Advanced Technical Analysis
Note: the following analysis is formulated as an assimilation of Fibonacci, DeMark, Elliott Wave and other technical indicators. It is offered as education and not intended as advice in any way.
Last week's price action has, at long last, helped confirm that the important bounce peak we have been looking for has now taken place: on the 21st for the SPX and NDX and on the 13th for the INDU (a nice intramarket divergence similar to the one that occurred in Q1:04). Readers should be well aware of the divergences, Demark indicators, and Elliot wave count we have been following that make this intermediate term bearish interpretation now a high confidence one.
Last Wednesday's impulsive (5 wave), high momentum decline on both increased volume and markedly bad internals (breadth, ticks, up vs down volume, etc.), when combined with the fact that important Fibonacci supports have given way (SPX 1120 and NDX 1410) strongly suggest that the re-emergence of the bear trend that we have been looking for in this report for the last two weeks has arrived.
Thursday's and Friday's price action, which was highly overlapped and thus corrective, suggests that an upward correction of Wednesday's impulsive decline is underway that could, but does not need to, get back to upper Fibonacci resistances in the SPX 1117-1123, NDX 1417-1427, and INDU 10100-10200 areas before starting the next impulsive decline toward the August lows at a minimum.
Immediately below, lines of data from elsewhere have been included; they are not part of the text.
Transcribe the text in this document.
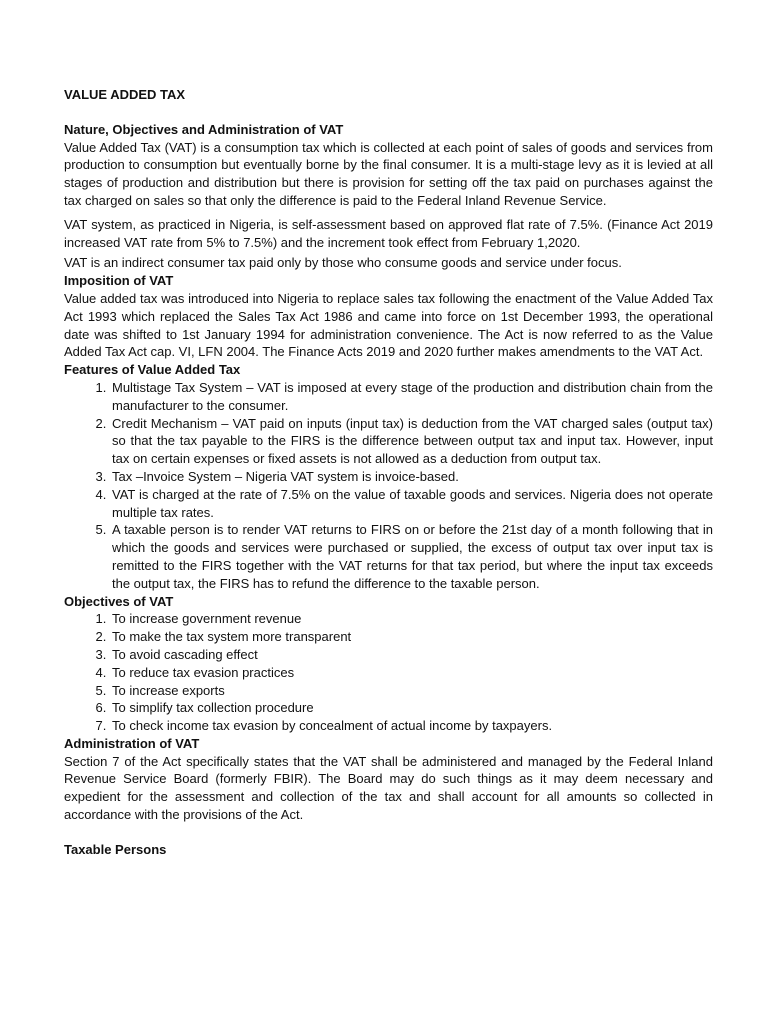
VALUE ADDED TAX
Nature, Objectives and Administration of VAT

Value Added Tax (VAT) is a consumption tax which is collected at each point of sales of goods and services from production to consumption but eventually borne by the final consumer. It is a multi-stage levy as it is levied at all stages of production and distribution but there is provision for setting off the tax paid on purchases against the tax charged on sales so that only the difference is paid to the Federal Inland Revenue Service.

VAT system, as practiced in Nigeria, is self-assessment based on approved flat rate of 7.5%. (Finance Act 2019 increased VAT rate from 5% to 7.5%) and the increment took effect from February 1,2020.

VAT is an indirect consumer tax paid only by those who consume goods and service under focus.

Imposition of VAT

Value added tax was introduced into Nigeria to replace sales tax following the enactment of the Value Added Tax Act 1993 which replaced the Sales Tax Act 1986 and came into force on 1st December 1993, the operational date was shifted to 1st January 1994 for administration convenience. The Act is now referred to as the Value Added Tax Act cap. VI, LFN 2004. The Finance Acts 2019 and 2020 further makes amendments to the VAT Act.

Features of Value Added Tax
1. Multistage Tax System – VAT is imposed at every stage of the production and distribution chain from the manufacturer to the consumer.
2. Credit Mechanism – VAT paid on inputs (input tax) is deduction from the VAT charged sales (output tax) so that the tax payable to the FIRS is the difference between output tax and input tax. However, input tax on certain expenses or fixed assets is not allowed as a deduction from output tax.
3. Tax –Invoice System – Nigeria VAT system is invoice-based.
4. VAT is charged at the rate of 7.5% on the value of taxable goods and services. Nigeria does not operate multiple tax rates.
5. A taxable person is to render VAT returns to FIRS on or before the 21st day of a month following that in which the goods and services were purchased or supplied, the excess of output tax over input tax is remitted to the FIRS together with the VAT returns for that tax period, but where the input tax exceeds the output tax, the FIRS has to refund the difference to the taxable person.
Objectives of VAT
1. To increase government revenue
2. To make the tax system more transparent
3. To avoid cascading effect
4. To reduce tax evasion practices
5. To increase exports
6. To simplify tax collection procedure
7. To check income tax evasion by concealment of actual income by taxpayers.
Administration of VAT

Section 7 of the Act specifically states that the VAT shall be administered and managed by the Federal Inland Revenue Service Board (formerly FBIR). The Board may do such things as it may deem necessary and expedient for the assessment and collection of the tax and shall account for all amounts so collected in accordance with the provisions of the Act.

Taxable Persons
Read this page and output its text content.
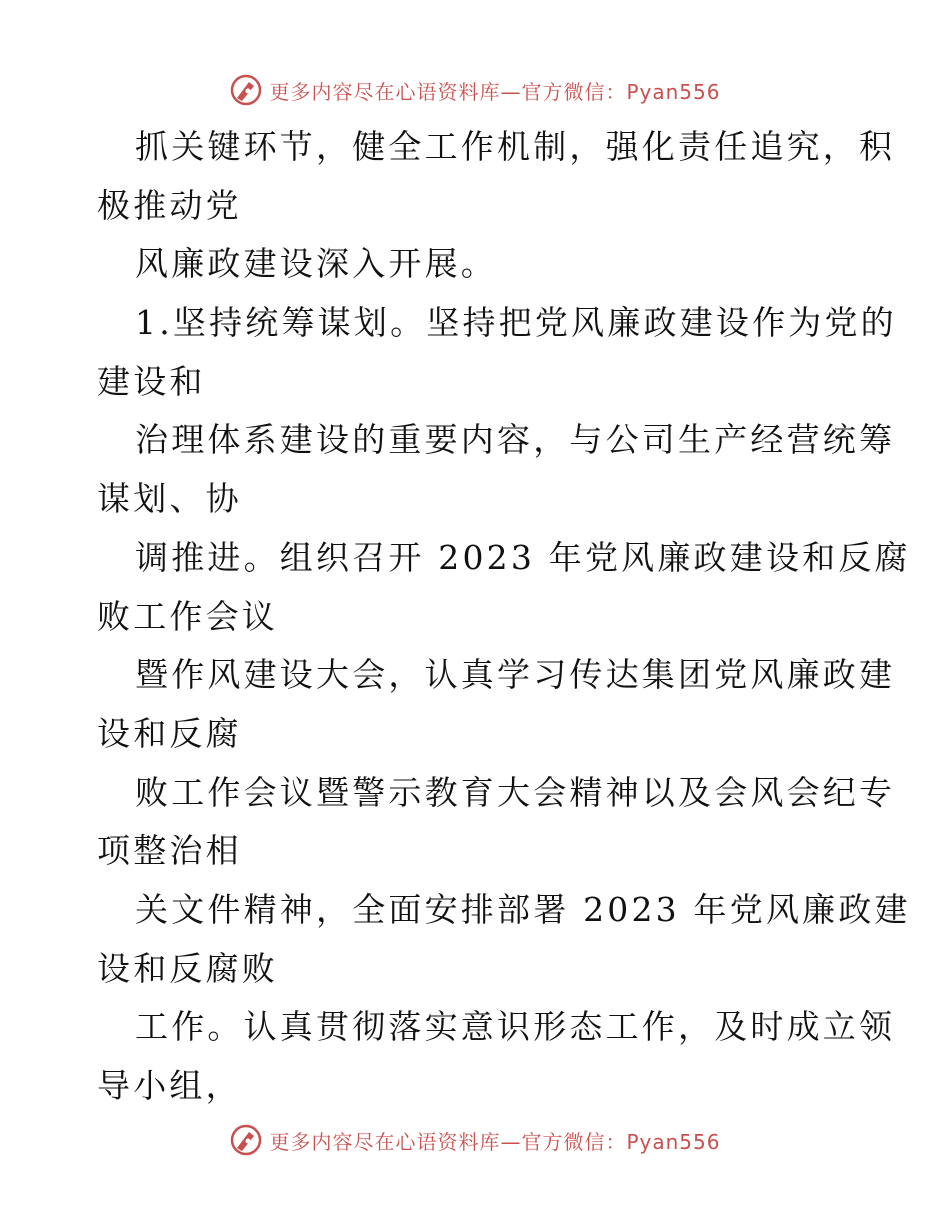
更多内容尽在心语资料库—官方微信：Pyan556
抓关键环节，健全工作机制，强化责任追究，积
极推动党
风廉政建设深入开展。
1.坚持统筹谋划。坚持把党风廉政建设作为党的
建设和
治理体系建设的重要内容，与公司生产经营统筹
谋划、协
调推进。组织召开 2023 年党风廉政建设和反腐
败工作会议
暨作风建设大会，认真学习传达集团党风廉政建
设和反腐
败工作会议暨警示教育大会精神以及会风会纪专
项整治相
关文件精神，全面安排部署 2023 年党风廉政建
设和反腐败
工作。认真贯彻落实意识形态工作，及时成立领
导小组，
更多内容尽在心语资料库—官方微信：Pyan556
Such a corrective bounce back to those resistances would suggest the beginning of a possible downturn as long as trade doesn't power through the peaks registered on 9/21. Those levels need to hold any bounce to help further confirm the idea that a very important peak was put in on the 21st. As long as they do, we could expect prices to gain momentum on the downside through the remainder of the year, first taking out the August lows and then possibly moving toward lower Fibonacci resistance in the INDU 9100-9200, SPX 990-1000, and NDX 1200 +/- in the next several months.
We will be sure to highlight important technical elements on the way that either add confidence to or subtract confidence from, this bearish analysis. For the NDX specifically, an overlap of the peaks from 8/27 (at 1393) would go a long way toward helping to confirm this larger bearish trend and conclusion. Coming under SPX 1094 would be a similarly bearish confirmation for the SPX (the INDU has already overlapped its important level, strongly suggesting both the NDX and the SPX will do so shortly).
If our larger bearish interpretation is correct, and the price action over the next 2 weeks confirms it, the markets could be well on their way both to new annual lows and to a test of the 2003 lows in due time, with the 2002 lows being violated thereafter.